Il secondo ostacolo è istituzionale. La BCE è nata per combattere l’inflazione (La FED ha invece il doppio mandato: “stabilità dei prezzi” e “crescita”): funziona bene in tempi normali, male in tempi di crisi. Interpreta in modo estremo la sua “indipendenza”: mai finanziare gli stati membri. La realtà ha infine imposto il contrario: ma è troppo poco, troppo tardi per favorire la ripresa.
Da ultimo, gli ostacoli politici. Gli interessi forti sembrano prevalere su quelli dei disoccupati, e sul buon senso. I governi spendono le poche risorse disponibili per salvare, con le banche, anche gli azionisti. E la BCE, se immette moneta, la immette nel sistema finanziario, dove rimane a sostenere le borse (e le rendite), senza molti effetti sull’economia reale. C’è poi la Germania, che accumula enormi surplus commerciali, e non rinuncia al suo schiacciante vantaggio competitivo sui partners europei.

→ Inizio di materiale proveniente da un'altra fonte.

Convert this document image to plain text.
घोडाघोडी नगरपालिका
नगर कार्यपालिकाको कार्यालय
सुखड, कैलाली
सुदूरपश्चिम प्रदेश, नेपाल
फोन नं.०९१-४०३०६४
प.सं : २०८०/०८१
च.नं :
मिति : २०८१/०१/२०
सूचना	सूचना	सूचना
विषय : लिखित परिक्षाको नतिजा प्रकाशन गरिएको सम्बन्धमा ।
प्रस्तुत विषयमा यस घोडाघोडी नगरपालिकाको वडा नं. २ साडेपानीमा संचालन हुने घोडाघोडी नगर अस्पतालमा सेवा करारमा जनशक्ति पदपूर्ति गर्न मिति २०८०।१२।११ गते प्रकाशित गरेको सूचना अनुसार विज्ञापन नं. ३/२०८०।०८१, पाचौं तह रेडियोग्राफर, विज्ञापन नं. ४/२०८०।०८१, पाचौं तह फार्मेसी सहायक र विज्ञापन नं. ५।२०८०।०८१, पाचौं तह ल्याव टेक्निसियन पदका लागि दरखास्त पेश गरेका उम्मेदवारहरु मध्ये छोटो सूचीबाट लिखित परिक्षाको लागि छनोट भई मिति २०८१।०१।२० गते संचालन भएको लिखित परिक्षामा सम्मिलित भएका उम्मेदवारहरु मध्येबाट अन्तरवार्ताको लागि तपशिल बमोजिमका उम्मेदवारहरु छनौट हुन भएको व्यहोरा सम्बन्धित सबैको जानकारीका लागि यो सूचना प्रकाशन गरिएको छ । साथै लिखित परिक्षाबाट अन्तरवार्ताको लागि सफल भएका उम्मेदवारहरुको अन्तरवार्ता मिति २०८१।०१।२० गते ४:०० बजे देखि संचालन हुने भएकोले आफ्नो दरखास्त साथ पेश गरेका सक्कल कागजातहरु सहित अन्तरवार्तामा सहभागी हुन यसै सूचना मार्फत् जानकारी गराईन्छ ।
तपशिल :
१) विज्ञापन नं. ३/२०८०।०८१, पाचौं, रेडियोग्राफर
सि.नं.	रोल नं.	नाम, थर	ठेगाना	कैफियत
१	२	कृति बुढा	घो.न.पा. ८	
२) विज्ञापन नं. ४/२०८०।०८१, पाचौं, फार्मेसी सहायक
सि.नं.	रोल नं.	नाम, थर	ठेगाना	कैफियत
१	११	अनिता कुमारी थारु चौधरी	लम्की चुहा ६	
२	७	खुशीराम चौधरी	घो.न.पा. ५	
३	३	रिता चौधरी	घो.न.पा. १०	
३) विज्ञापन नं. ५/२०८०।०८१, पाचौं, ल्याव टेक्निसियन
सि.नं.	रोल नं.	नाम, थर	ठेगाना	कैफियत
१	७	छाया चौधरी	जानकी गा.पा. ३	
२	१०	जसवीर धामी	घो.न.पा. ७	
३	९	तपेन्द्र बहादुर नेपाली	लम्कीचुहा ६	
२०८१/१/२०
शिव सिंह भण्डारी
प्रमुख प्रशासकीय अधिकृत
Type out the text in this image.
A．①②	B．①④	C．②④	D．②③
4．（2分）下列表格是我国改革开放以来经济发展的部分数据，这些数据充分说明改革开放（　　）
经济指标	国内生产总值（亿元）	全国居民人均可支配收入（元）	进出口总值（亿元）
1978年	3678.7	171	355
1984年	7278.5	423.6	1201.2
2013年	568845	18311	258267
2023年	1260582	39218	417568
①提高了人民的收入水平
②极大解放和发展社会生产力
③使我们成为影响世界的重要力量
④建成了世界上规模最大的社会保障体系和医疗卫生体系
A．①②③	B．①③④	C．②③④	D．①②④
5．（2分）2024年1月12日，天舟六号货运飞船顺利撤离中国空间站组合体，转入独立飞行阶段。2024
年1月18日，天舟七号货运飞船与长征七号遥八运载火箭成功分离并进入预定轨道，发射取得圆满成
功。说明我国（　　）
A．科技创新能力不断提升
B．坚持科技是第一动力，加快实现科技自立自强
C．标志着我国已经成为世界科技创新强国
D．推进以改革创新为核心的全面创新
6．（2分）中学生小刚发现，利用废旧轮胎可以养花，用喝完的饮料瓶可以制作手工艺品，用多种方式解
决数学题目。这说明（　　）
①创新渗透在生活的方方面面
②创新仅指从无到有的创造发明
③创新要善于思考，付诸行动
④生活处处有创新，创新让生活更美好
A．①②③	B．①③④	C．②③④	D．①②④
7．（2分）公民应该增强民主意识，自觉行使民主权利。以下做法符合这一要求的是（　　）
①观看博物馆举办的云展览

Ai PIIGS, che hanno bisogno di crescita come dell’aria, indica, per ritrovare l’equilibrio competitivo, la via della deflazione. Ma – Hibernia docet – la deflazione accresce il peso reale dei debiti, quindi i rischi di crisi finanziaria. E’ un dilemma che anche l’Italia dovrà affrontare, dato che il nostro deficit con l’estero è ormai al 3% del PIL. La Germania preferisce finanziare i salvataggi in Europa piuttosto che alzare i salari. Gli irlandesi hanno ricevuto 98 miliardi, in prestito: al 5,7%! Dovranno restituirli. Proprio non si vede come faranno.
La via d’uscita per l’Europa sarebbe, al contrario, un aumento dell’inflazione, in Germania più che altrove, per qualche anno. Consentirebbe ai PIIGS di recuperare competitività senza deflazione. Ridurrebbe il peso reale di tutti i debiti. E indurrebbe gli europei a spendere una moneta che altrimenti si deprezza sui conti bancari. O, perlomeno, ci vorrebbe una ristrutturazione dei debiti dei PIIGS: la Germania, che nel 1920-33 affondò sotto il peso delle “riparazioni”, dovrebbe saperlo. Ma l’ortodossia liberista considera entrambe le ipotesi anatema. Avanti il prossimo!